What was it? An scientific phenomenon to be studied? A religious epiphany signifying something? A money-making opportunity? Some combination of these?

For our purposes this morning I’m interested in how we name things and what naming might mean for how we live in this world.

For example: I remember when Callie was pretty young, three or four, a dandelion in our yard was a pretty flower or a plant of complete fascination when she could blow the dandelion fuzz. To others the dandelion was food. It was good to eat in a salad. And to some it was a weed that needed to be eradicated from the yard.

It makes a difference if we name a plant a weed, a flower, or a vegetable. How we name it, is how we understand it and determines what we’re going to do with it.

It makes a difference if we name a building a house, a gym, a church, an office, or a school.

Look around us this morning. What do you call it? Beyond us, what do you call this wider world we live in? Is it “creation” or is it “nature” or is it “the environment” or perhaps an “ecosystem”? Or maybe it is timber that needs to be harvested so we can make a little money? Or is it an undeveloped part of a subdivision?

I’m not suggesting any of these names are wrong. Right now I’m simply suggesting that how we name something determines a great deal about how we live with it and how we understand it and treat it.

Francis Bacon, who died in 1626, is considered the father of the modern scientific method and is the person who gave us the phrase, “knowledge is power.” Bacon, along with others, considered “nature” as something outside of us. Nature is something we objectively study. Nature had long been considered feminine (“Mother Nature”) but by the sixteenth and seventeenth century attitudes toward women had changed. Rather than a respectful attitude there was a new attitude of domination and control – toward women and toward nature. Both women and nature required control. Bacon used the language of “inquisition of truth” as the object of men regarding women and nature.

Nature – out there – was considered untamed and wild (like women) and “man’s” job was to dominate, control, and use it for our betterment using machines and technology (see Michael S. Northcutt, A Political Theology of Climate Change, pp. 100-106).

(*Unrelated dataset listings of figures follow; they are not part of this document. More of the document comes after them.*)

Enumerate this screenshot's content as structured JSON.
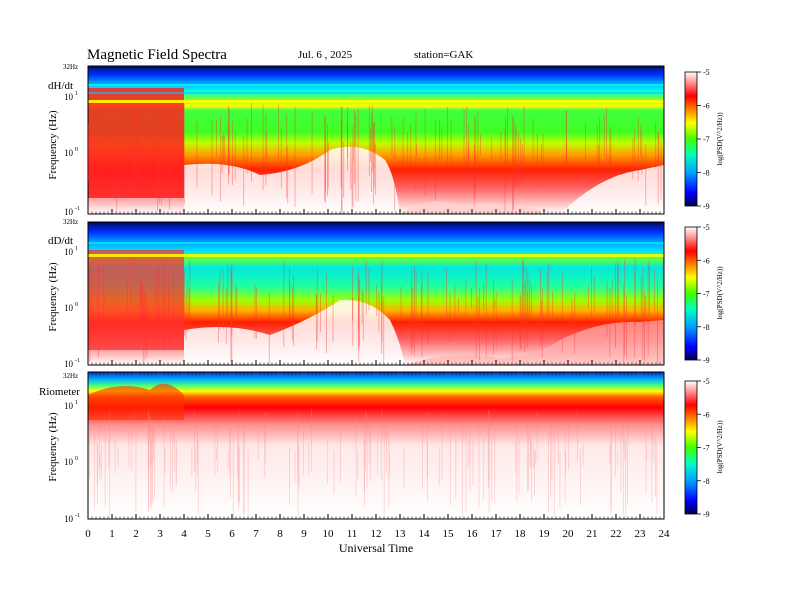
{
  "header": {
    "title": "Magnetic  Field  Spectra",
    "date": "Jul.  6  , 2025",
    "station": "station=GAK"
  },
  "chart_data": {
    "type": "heatmap",
    "xlabel": "Universal Time",
    "x_ticks": [
      "0",
      "1",
      "2",
      "3",
      "4",
      "5",
      "6",
      "7",
      "8",
      "9",
      "10",
      "11",
      "12",
      "13",
      "14",
      "15",
      "16",
      "17",
      "18",
      "19",
      "20",
      "21",
      "22",
      "23",
      "24"
    ],
    "xlim": [
      0,
      24
    ],
    "y_scale": "log",
    "colorbar": {
      "label": "log(PSD(V^2/Hz))",
      "ticks": [
        "-5",
        "-6",
        "-7",
        "-8",
        "-9"
      ],
      "range": [
        -9,
        -5
      ],
      "colors": [
        "#000060",
        "#0000ff",
        "#00bfff",
        "#00ff80",
        "#80ff00",
        "#ffff00",
        "#ff8000",
        "#ff0000",
        "#ffffff"
      ]
    },
    "panels": [
      {
        "name": "dH/dt",
        "ylabel": "Frequency  (Hz)",
        "y_ticks": {
          "top": "32Hz",
          "t1": "10",
          "t1sup": "1",
          "t0": "10",
          "t0sup": "0",
          "tm1": "10",
          "tm1sup": "-1"
        },
        "ylim": [
          0.1,
          32
        ]
      },
      {
        "name": "dD/dt",
        "ylabel": "Frequency  (Hz)",
        "y_ticks": {
          "top": "32Hz",
          "t1": "10",
          "t1sup": "1",
          "t0": "10",
          "t0sup": "0",
          "tm1": "10",
          "tm1sup": "-1"
        },
        "ylim": [
          0.1,
          32
        ]
      },
      {
        "name": "Riometer",
        "ylabel": "Frequency  (Hz)",
        "y_ticks": {
          "top": "32Hz",
          "t1": "10",
          "t1sup": "1",
          "t0": "10",
          "t0sup": "0",
          "tm1": "10",
          "tm1sup": "-1"
        },
        "ylim": [
          0.1,
          32
        ]
      }
    ]
  }
}
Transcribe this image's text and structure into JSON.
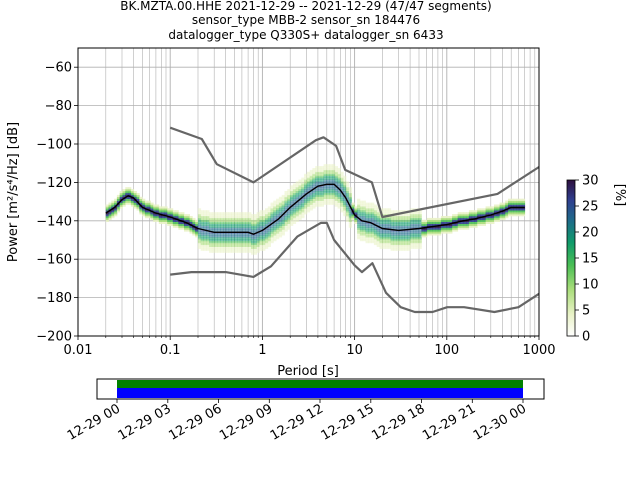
{
  "title_lines": [
    "BK.MZTA.00.HHE   2021-12-29 -- 2021-12-29  (47/47 segments)",
    "sensor_type MBB-2 sensor_sn 184476",
    "datalogger_type Q330S+ datalogger_sn 6433"
  ],
  "colors": {
    "noise_model": "#666666",
    "mode_line": "#000000",
    "coverage_a": "#008000",
    "coverage_b": "#0000ff",
    "grid": "#b0b0b0"
  },
  "chart_data": [
    {
      "type": "heatmap",
      "plot": "ppsd",
      "xlabel": "Period [s]",
      "ylabel": "Power [m²/s⁴/Hz] [dB]",
      "xscale": "log",
      "xlim": [
        0.01,
        1000
      ],
      "ylim": [
        -200,
        -50
      ],
      "grid": true,
      "x_ticks": [
        {
          "v": 0.01,
          "label": "0.01"
        },
        {
          "v": 0.1,
          "label": "0.1"
        },
        {
          "v": 1,
          "label": "1"
        },
        {
          "v": 10,
          "label": "10"
        },
        {
          "v": 100,
          "label": "100"
        },
        {
          "v": 1000,
          "label": "1000"
        }
      ],
      "y_ticks": [
        {
          "v": -60,
          "label": "−60"
        },
        {
          "v": -80,
          "label": "−80"
        },
        {
          "v": -100,
          "label": "−100"
        },
        {
          "v": -120,
          "label": "−120"
        },
        {
          "v": -140,
          "label": "−140"
        },
        {
          "v": -160,
          "label": "−160"
        },
        {
          "v": -180,
          "label": "−180"
        },
        {
          "v": -200,
          "label": "−200"
        }
      ],
      "colorbar": {
        "label": "[%]",
        "range": [
          0,
          30
        ],
        "ticks": [
          "0",
          "5",
          "10",
          "15",
          "20",
          "25",
          "30"
        ],
        "colors": [
          "#ffffff",
          "#e9f2c7",
          "#a9dd7a",
          "#4cbf55",
          "#0f9a6a",
          "#1e6b8a",
          "#2f3f8f",
          "#2d0f3e"
        ]
      },
      "series": [
        {
          "role": "noise-high",
          "x": [
            0.1,
            0.22,
            0.32,
            0.8,
            3.8,
            4.6,
            6.3,
            7.9,
            15.4,
            20,
            354.8,
            1000
          ],
          "y": [
            -91.5,
            -97.4,
            -110.5,
            -120,
            -98,
            -96.5,
            -101,
            -113.5,
            -120,
            -138,
            -126,
            -112
          ]
        },
        {
          "role": "noise-low",
          "x": [
            0.1,
            0.17,
            0.4,
            0.8,
            1.24,
            2.4,
            4.3,
            5,
            6,
            10,
            12,
            15.6,
            21.9,
            31.6,
            45,
            70,
            101,
            154,
            328,
            600,
            1000
          ],
          "y": [
            -168,
            -166.7,
            -166.7,
            -169.2,
            -163.7,
            -148.1,
            -141.1,
            -141.1,
            -150,
            -163.2,
            -166.7,
            -162.1,
            -177.5,
            -185,
            -187.5,
            -187.5,
            -185,
            -185,
            -187.5,
            -185,
            -178
          ]
        },
        {
          "role": "mode",
          "x": [
            0.02,
            0.025,
            0.03,
            0.035,
            0.04,
            0.05,
            0.07,
            0.1,
            0.15,
            0.2,
            0.3,
            0.5,
            0.7,
            0.8,
            1,
            1.5,
            2,
            3,
            4,
            5,
            6,
            7,
            8,
            10,
            12,
            15,
            20,
            30,
            50,
            70,
            100,
            150,
            200,
            300,
            400,
            500,
            700
          ],
          "y": [
            -136,
            -133,
            -129,
            -127,
            -128,
            -133,
            -136,
            -138,
            -141,
            -144,
            -146,
            -146,
            -146,
            -147,
            -145,
            -139,
            -133,
            -126,
            -122,
            -121,
            -121,
            -124,
            -128,
            -137,
            -140,
            -141,
            -144,
            -145,
            -144,
            -143,
            -142,
            -140,
            -139,
            -137,
            -135,
            -133,
            -133
          ]
        }
      ]
    },
    {
      "type": "bar",
      "plot": "data-coverage",
      "x_ticks": [
        "12-29 00",
        "12-29 03",
        "12-29 06",
        "12-29 09",
        "12-29 12",
        "12-29 15",
        "12-29 18",
        "12-29 21",
        "12-30 00"
      ],
      "start": "12-29 00",
      "end": "12-30 00"
    }
  ]
}
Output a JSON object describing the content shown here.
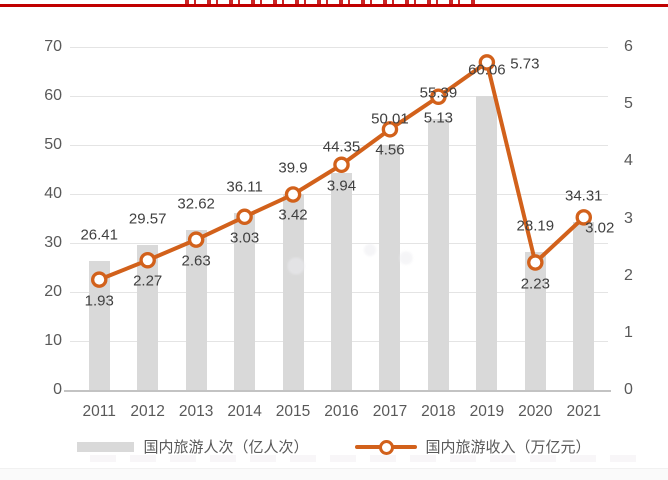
{
  "page": {
    "top_rule_color": "#C00000",
    "background": "#FFFFFF"
  },
  "chart_data": {
    "type": "bar",
    "subtype": "combo-bar-line",
    "categories": [
      "2011",
      "2012",
      "2013",
      "2014",
      "2015",
      "2016",
      "2017",
      "2018",
      "2019",
      "2020",
      "2021"
    ],
    "series": [
      {
        "name": "国内旅游人次（亿人次）",
        "type": "bar",
        "axis": "left",
        "color": "#D9D9D9",
        "values": [
          26.41,
          29.57,
          32.62,
          36.11,
          39.9,
          44.35,
          50.01,
          55.39,
          60.06,
          28.19,
          34.31
        ],
        "labels": [
          "26.41",
          "29.57",
          "32.62",
          "36.11",
          "39.9",
          "44.35",
          "50.01",
          "55.39",
          "60.06",
          "28.19",
          "34.31"
        ]
      },
      {
        "name": "国内旅游收入（万亿元）",
        "type": "line",
        "axis": "right",
        "color": "#D2611B",
        "marker": "open-circle",
        "values": [
          1.93,
          2.27,
          2.63,
          3.03,
          3.42,
          3.94,
          4.56,
          5.13,
          5.73,
          2.23,
          3.02
        ],
        "labels": [
          "1.93",
          "2.27",
          "2.63",
          "3.03",
          "3.42",
          "3.94",
          "4.56",
          "5.13",
          "5.73",
          "2.23",
          "3.02"
        ]
      }
    ],
    "left_axis": {
      "min": 0,
      "max": 70,
      "ticks": [
        0,
        10,
        20,
        30,
        40,
        50,
        60,
        70
      ]
    },
    "right_axis": {
      "min": 0,
      "max": 6,
      "ticks": [
        0,
        1,
        2,
        3,
        4,
        5,
        6
      ]
    },
    "grid": true,
    "legend_position": "bottom",
    "title": ""
  },
  "legend": {
    "bar_label": "国内旅游人次（亿人次）",
    "line_label": "国内旅游收入（万亿元）"
  }
}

Sixteenth and seventeenth century explorers saw the new worlds of the Americas and other places they were discovering as sources of raw materials to be exploited and to be tamed and domesticated. Nature was a wilderness out there dark and threatening. And the native people encountered out there were also to be tamed and domesticated, and used and exploited for European and rational and objective-minded men in order to make the world and nature a better place. If the darker skinned people didn’t cooperate they’d be destroyed. And when coming upon a new place, the Europeans practiced “name it and claim it.” Naming was a way of dominating and controlling.

To this day, modern capitalism tends to see nature as the resource for commodities to be mined, exploited, grown, and turned into profit and improvement.

By the early 1800’s the Romantic Movement reacted to this objective and hostile view of nature. Nature became the place of renewal and inspiration but it remained “out there.” Spectacular vistas of beautiful mountains and quaint valleys, etc. were the places to retreat to but not part of us and we were not part of them.

Suffice it to say what we name something says something about how we understand it and use it or live in it.

Sometimes I say “creation” and other times “nature” and occasionally “environment” or “ecosystem.” I try to use the words depending on the context of the conversation. However, and for me this is a big however... underlying whatever name I use is the deep understanding that we are participants, and recipients of God’s creation. This is Creation and we are creatures in it.